Future Now
The IFTF Blog
Quantifying well-being for measuring progress
As a statistician who taught international development in grad school, I am really interested in looking at different measures of economic development of nations. I am especially intrigued by the different yearly rankings from the World Bank of nations on different economic indicators like the Gross National Income (GNI) previously known as the Gross National Product or value of goods and services produced by residents of the country (some of which originates outside the country), GNI per capita, Gross Domestic Product (GDP) or value of goods and services produced within a country, GDP-per capita, GDP-PPP (GDP along with purchasing power parity that factors the purchasing power of local currency).
While different nations come on top on each of these indicators, what each indicator has in common is that they were measuring economic production or market value of goods and services. Each one of them tells you how much goods and services are being produced in the country and globally, but they come short when it comes to informing about what is happening at the household level: Are people living longer? Is the standard of living rising and falling? Do children have access to education?
Many economists have argued over the year that all these popular measures are internally fraught because they measure only market production, and give no inkling about the well-being of people: well-being measured through indicators like disposable income, income distribution, life expectancy, political freedom and access to education.
It was following these criticisms that the United Nations Development Program (UNDP) came up with up the Human Development Index (HDI) a composite measure that measures social development along with economic development. HDI comprises of three measures: GDP-PPP, life expectancy and access of education (adult literacy rate plus enrollment levels at primary, secondary and tertiary level). There is also the Gross National Happiness index that measures quality of life.
Following the Great Recession, we are seeing attempts to develop new measures of economic development/well-being. Famous economist Joseph Stiglitz and Nobel laureate Amartya Sen authored a report on the Measurement of Economic Performance and Social Progress last year. What is different about the measure proposed by Stiglitz and Sen is that unlike in the past it attempts to quantify sustainability and include it as a measure of well-being. I just finished reading the report myself since we have been thinking about well-being at the Institute. The report supports a shift from production to well-being “shift emphasis from measuring economic production to measuring people’s well-being. And measures of well-being should be put in the context of sustainability.”
In the report Sitglitz and Sen make several recommendations about creating a new composite for measuring well-being.
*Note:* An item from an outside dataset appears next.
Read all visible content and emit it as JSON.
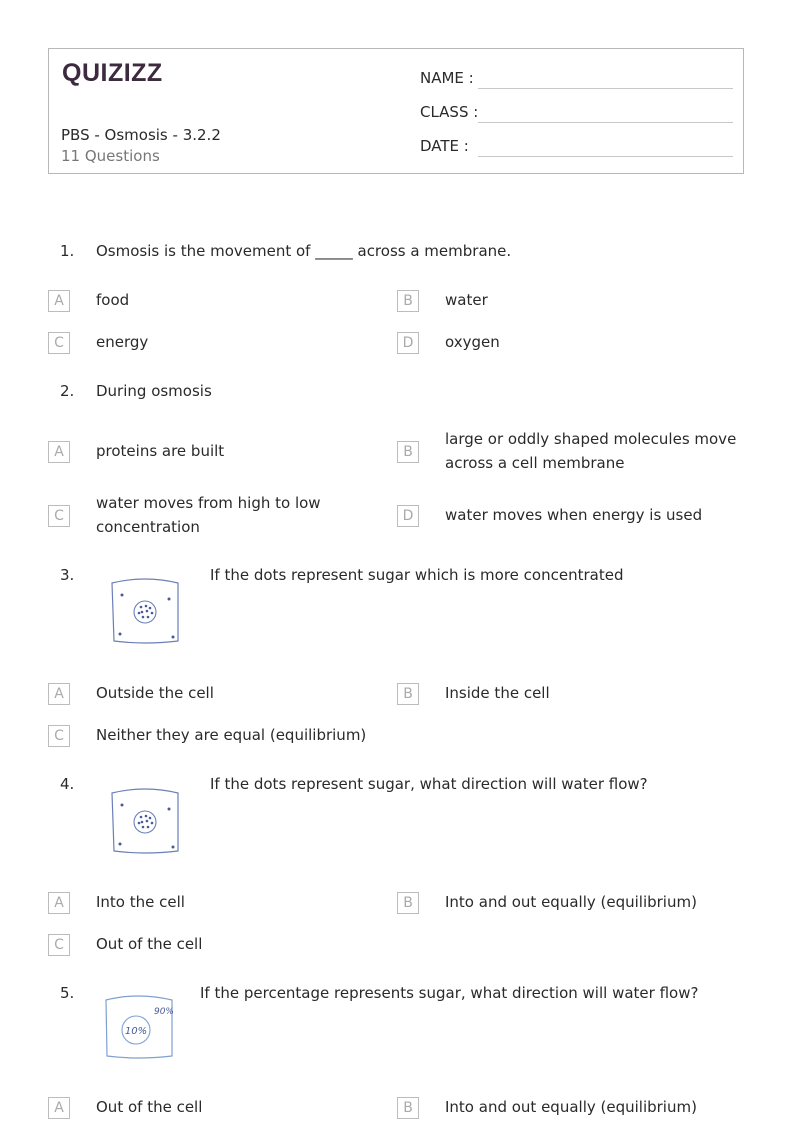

Here are some of them that resonated with me:
1. Emphasize the household perspective: GDP is a good measure of national economic activity, but “citizens’ material living standards are better followed through measures of household consumption and income.” While GDP is a great snapshot of a nation’s economic activity it does not shed any light on the economic situation of individuals. Looking at the last one year we know that the economy can recover without any real economic gains to individuals and households. The US economy grew substantially in the last quarter, but wages fell, unemployment remains at a record level, and households savings and net worth have been eroded with falling home prices and the retirement accounts.
2. Include Quality of life indicators to measure well-being. The authors identified eight dimensions of well-being: (a) material living standards (b) health (c) education (d) personal activities including work (e) political violence and governance (f) social connections and relationships (g) environment—present and future conditions (h) insecurity of an economic as well as a physical nature.
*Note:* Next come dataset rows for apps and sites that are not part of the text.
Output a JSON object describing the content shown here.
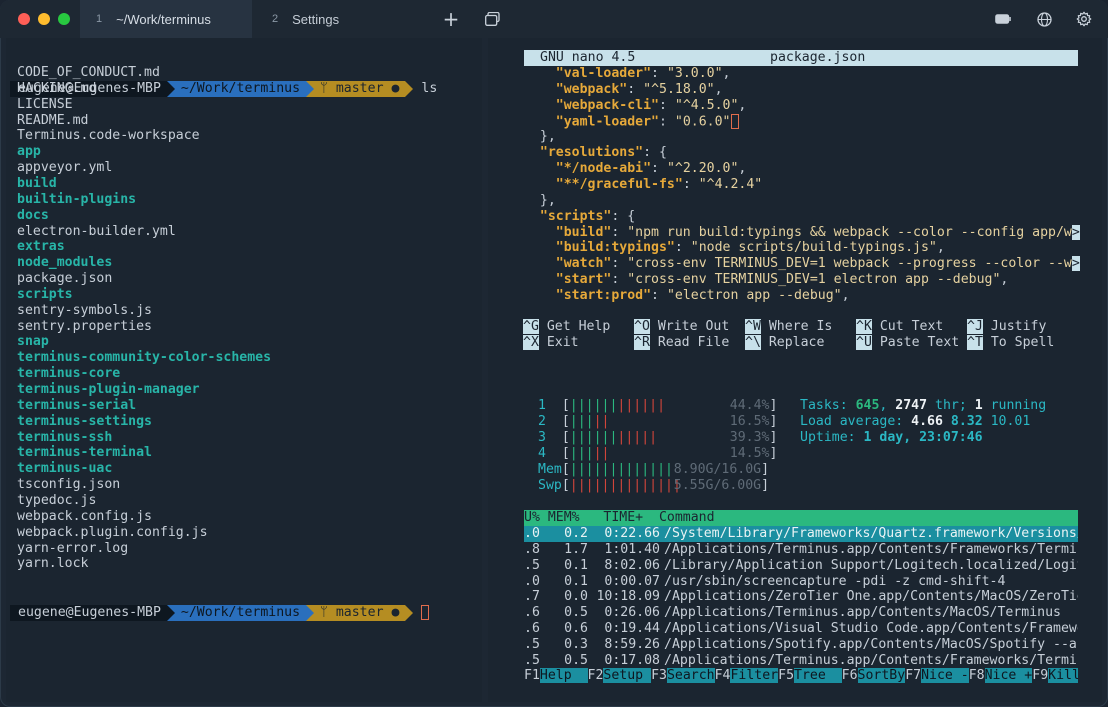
{
  "tabs": [
    {
      "num": "1",
      "label": "~/Work/terminus"
    },
    {
      "num": "2",
      "label": "Settings"
    }
  ],
  "icons": {
    "new_tab": "plus-icon",
    "tab_overview": "windows-icon",
    "battery": "battery-icon",
    "globe": "globe-icon",
    "settings": "gear-icon"
  },
  "left": {
    "prompt": {
      "user": "eugene@Eugenes-MBP",
      "dir": "~/Work/terminus",
      "git": "ᛘ master ●",
      "command": "ls"
    },
    "files": [
      {
        "name": "CODE_OF_CONDUCT.md",
        "dir": false
      },
      {
        "name": "HACKING.md",
        "dir": false
      },
      {
        "name": "LICENSE",
        "dir": false
      },
      {
        "name": "README.md",
        "dir": false
      },
      {
        "name": "Terminus.code-workspace",
        "dir": false
      },
      {
        "name": "app",
        "dir": true
      },
      {
        "name": "appveyor.yml",
        "dir": false
      },
      {
        "name": "build",
        "dir": true
      },
      {
        "name": "builtin-plugins",
        "dir": true
      },
      {
        "name": "docs",
        "dir": true
      },
      {
        "name": "electron-builder.yml",
        "dir": false
      },
      {
        "name": "extras",
        "dir": true
      },
      {
        "name": "node_modules",
        "dir": true
      },
      {
        "name": "package.json",
        "dir": false
      },
      {
        "name": "scripts",
        "dir": true
      },
      {
        "name": "sentry-symbols.js",
        "dir": false
      },
      {
        "name": "sentry.properties",
        "dir": false
      },
      {
        "name": "snap",
        "dir": true
      },
      {
        "name": "terminus-community-color-schemes",
        "dir": true
      },
      {
        "name": "terminus-core",
        "dir": true
      },
      {
        "name": "terminus-plugin-manager",
        "dir": true
      },
      {
        "name": "terminus-serial",
        "dir": true
      },
      {
        "name": "terminus-settings",
        "dir": true
      },
      {
        "name": "terminus-ssh",
        "dir": true
      },
      {
        "name": "terminus-terminal",
        "dir": true
      },
      {
        "name": "terminus-uac",
        "dir": true
      },
      {
        "name": "tsconfig.json",
        "dir": false
      },
      {
        "name": "typedoc.js",
        "dir": false
      },
      {
        "name": "webpack.config.js",
        "dir": false
      },
      {
        "name": "webpack.plugin.config.js",
        "dir": false
      },
      {
        "name": "yarn-error.log",
        "dir": false
      },
      {
        "name": "yarn.lock",
        "dir": false
      }
    ]
  },
  "nano": {
    "version": "GNU nano 4.5",
    "filename": "package.json",
    "lines": [
      [
        {
          "t": "    ",
          "c": "punc"
        },
        {
          "t": "\"val-loader\"",
          "c": "key"
        },
        {
          "t": ": ",
          "c": "punc"
        },
        {
          "t": "\"3.0.0\"",
          "c": "str"
        },
        {
          "t": ",",
          "c": "punc"
        }
      ],
      [
        {
          "t": "    ",
          "c": "punc"
        },
        {
          "t": "\"webpack\"",
          "c": "key"
        },
        {
          "t": ": ",
          "c": "punc"
        },
        {
          "t": "\"^5.18.0\"",
          "c": "str"
        },
        {
          "t": ",",
          "c": "punc"
        }
      ],
      [
        {
          "t": "    ",
          "c": "punc"
        },
        {
          "t": "\"webpack-cli\"",
          "c": "key"
        },
        {
          "t": ": ",
          "c": "punc"
        },
        {
          "t": "\"^4.5.0\"",
          "c": "str"
        },
        {
          "t": ",",
          "c": "punc"
        }
      ],
      [
        {
          "t": "    ",
          "c": "punc"
        },
        {
          "t": "\"yaml-loader\"",
          "c": "key"
        },
        {
          "t": ": ",
          "c": "punc"
        },
        {
          "t": "\"0.6.0\"",
          "c": "str"
        }
      ],
      [
        {
          "t": "  },",
          "c": "punc"
        }
      ],
      [
        {
          "t": "  ",
          "c": "punc"
        },
        {
          "t": "\"resolutions\"",
          "c": "key"
        },
        {
          "t": ": {",
          "c": "punc"
        }
      ],
      [
        {
          "t": "    ",
          "c": "punc"
        },
        {
          "t": "\"*/node-abi\"",
          "c": "key"
        },
        {
          "t": ": ",
          "c": "punc"
        },
        {
          "t": "\"^2.20.0\"",
          "c": "str"
        },
        {
          "t": ",",
          "c": "punc"
        }
      ],
      [
        {
          "t": "    ",
          "c": "punc"
        },
        {
          "t": "\"**/graceful-fs\"",
          "c": "key"
        },
        {
          "t": ": ",
          "c": "punc"
        },
        {
          "t": "\"^4.2.4\"",
          "c": "str"
        }
      ],
      [
        {
          "t": "  },",
          "c": "punc"
        }
      ],
      [
        {
          "t": "  ",
          "c": "punc"
        },
        {
          "t": "\"scripts\"",
          "c": "key"
        },
        {
          "t": ": {",
          "c": "punc"
        }
      ],
      [
        {
          "t": "    ",
          "c": "punc"
        },
        {
          "t": "\"build\"",
          "c": "key"
        },
        {
          "t": ": ",
          "c": "punc"
        },
        {
          "t": "\"npm run build:typings && webpack --color --config app/w",
          "c": "str"
        },
        {
          "t": ">",
          "c": "nk"
        }
      ],
      [
        {
          "t": "    ",
          "c": "punc"
        },
        {
          "t": "\"build:typings\"",
          "c": "key"
        },
        {
          "t": ": ",
          "c": "punc"
        },
        {
          "t": "\"node scripts/build-typings.js\"",
          "c": "str"
        },
        {
          "t": ",",
          "c": "punc"
        }
      ],
      [
        {
          "t": "    ",
          "c": "punc"
        },
        {
          "t": "\"watch\"",
          "c": "key"
        },
        {
          "t": ": ",
          "c": "punc"
        },
        {
          "t": "\"cross-env TERMINUS_DEV=1 webpack --progress --color --w",
          "c": "str"
        },
        {
          "t": ">",
          "c": "nk"
        }
      ],
      [
        {
          "t": "    ",
          "c": "punc"
        },
        {
          "t": "\"start\"",
          "c": "key"
        },
        {
          "t": ": ",
          "c": "punc"
        },
        {
          "t": "\"cross-env TERMINUS_DEV=1 electron app --debug\"",
          "c": "str"
        },
        {
          "t": ",",
          "c": "punc"
        }
      ],
      [
        {
          "t": "    ",
          "c": "punc"
        },
        {
          "t": "\"start:prod\"",
          "c": "key"
        },
        {
          "t": ": ",
          "c": "punc"
        },
        {
          "t": "\"electron app --debug\"",
          "c": "str"
        },
        {
          "t": ",",
          "c": "punc"
        }
      ]
    ],
    "shortcuts": [
      [
        {
          "k": "^G",
          "l": "Get Help"
        },
        {
          "k": "^O",
          "l": "Write Out"
        },
        {
          "k": "^W",
          "l": "Where Is"
        },
        {
          "k": "^K",
          "l": "Cut Text"
        },
        {
          "k": "^J",
          "l": "Justify"
        }
      ],
      [
        {
          "k": "^X",
          "l": "Exit"
        },
        {
          "k": "^R",
          "l": "Read File"
        },
        {
          "k": "^\\",
          "l": "Replace"
        },
        {
          "k": "^U",
          "l": "Paste Text"
        },
        {
          "k": "^T",
          "l": "To Spell"
        }
      ]
    ]
  },
  "htop": {
    "cpus": [
      {
        "id": "1",
        "bars": "||||||||||||",
        "pct": "44.4%",
        "pct_value": 44.4
      },
      {
        "id": "2",
        "bars": "|||||",
        "pct": "16.5%",
        "pct_value": 16.5
      },
      {
        "id": "3",
        "bars": "|||||||||||",
        "pct": "39.3%",
        "pct_value": 39.3
      },
      {
        "id": "4",
        "bars": "|||||",
        "pct": "14.5%",
        "pct_value": 14.5
      }
    ],
    "mem": {
      "label": "Mem",
      "bars": "|||||||||||||",
      "value": "8.90G/16.0G"
    },
    "swp": {
      "label": "Swp",
      "bars": "||||||||||||||",
      "value": "5.55G/6.00G"
    },
    "tasks": {
      "label": "Tasks: ",
      "count": "645",
      "sep": ", ",
      "thr": "2747",
      "thr_label": " thr; ",
      "running": "1",
      "running_label": " running"
    },
    "load": {
      "label": "Load average: ",
      "v1": "4.66",
      "v2": "8.32",
      "v3": "10.01"
    },
    "uptime": {
      "label": "Uptime: ",
      "value": "1 day, 23:07:46"
    },
    "header": "U% MEM%   TIME+  Command",
    "rows": [
      {
        "cpu": ".0",
        "mem": "0.2",
        "time": "0:22.66",
        "cmd": "/System/Library/Frameworks/Quartz.framework/Versions/"
      },
      {
        "cpu": ".8",
        "mem": "1.7",
        "time": "1:01.40",
        "cmd": "/Applications/Terminus.app/Contents/Frameworks/Termin"
      },
      {
        "cpu": ".5",
        "mem": "0.1",
        "time": "8:02.06",
        "cmd": "/Library/Application Support/Logitech.localized/Logit"
      },
      {
        "cpu": ".0",
        "mem": "0.1",
        "time": "0:00.07",
        "cmd": "/usr/sbin/screencapture -pdi -z cmd-shift-4"
      },
      {
        "cpu": ".7",
        "mem": "0.0",
        "time": "10:18.09",
        "cmd": "/Applications/ZeroTier One.app/Contents/MacOS/ZeroTie"
      },
      {
        "cpu": ".6",
        "mem": "0.5",
        "time": "0:26.06",
        "cmd": "/Applications/Terminus.app/Contents/MacOS/Terminus"
      },
      {
        "cpu": ".6",
        "mem": "0.6",
        "time": "0:19.44",
        "cmd": "/Applications/Visual Studio Code.app/Contents/Framewo"
      },
      {
        "cpu": ".5",
        "mem": "0.3",
        "time": "8:59.26",
        "cmd": "/Applications/Spotify.app/Contents/MacOS/Spotify --au"
      },
      {
        "cpu": ".5",
        "mem": "0.5",
        "time": "0:17.08",
        "cmd": "/Applications/Terminus.app/Contents/Frameworks/Termin"
      }
    ],
    "fkeys": [
      {
        "k": "F1",
        "l": "Help  "
      },
      {
        "k": "F2",
        "l": "Setup "
      },
      {
        "k": "F3",
        "l": "Search"
      },
      {
        "k": "F4",
        "l": "Filter"
      },
      {
        "k": "F5",
        "l": "Tree  "
      },
      {
        "k": "F6",
        "l": "SortBy"
      },
      {
        "k": "F7",
        "l": "Nice -"
      },
      {
        "k": "F8",
        "l": "Nice +"
      },
      {
        "k": "F9",
        "l": "Kill"
      }
    ]
  }
}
3. Use a pragmatic approach towards measuring sustainability – create a well-defined dashboard of indicators for measuring essentially economic aspects of sustainability. This should also include an" indicator of proximity to dangerous levels of environmental damage (such as associated with climate change or the depletion of fishing stocks)."
While this is a good start for creating a new index for measuring well-being in a more holistic manner, it still needs to be seen whether governments and economic entities alike will embrace it. The biggest problem is that such a measure might run corollary to current principles of economic growth through rise in GDP. It is possible that growth in GDP might bring down well-being of citizens.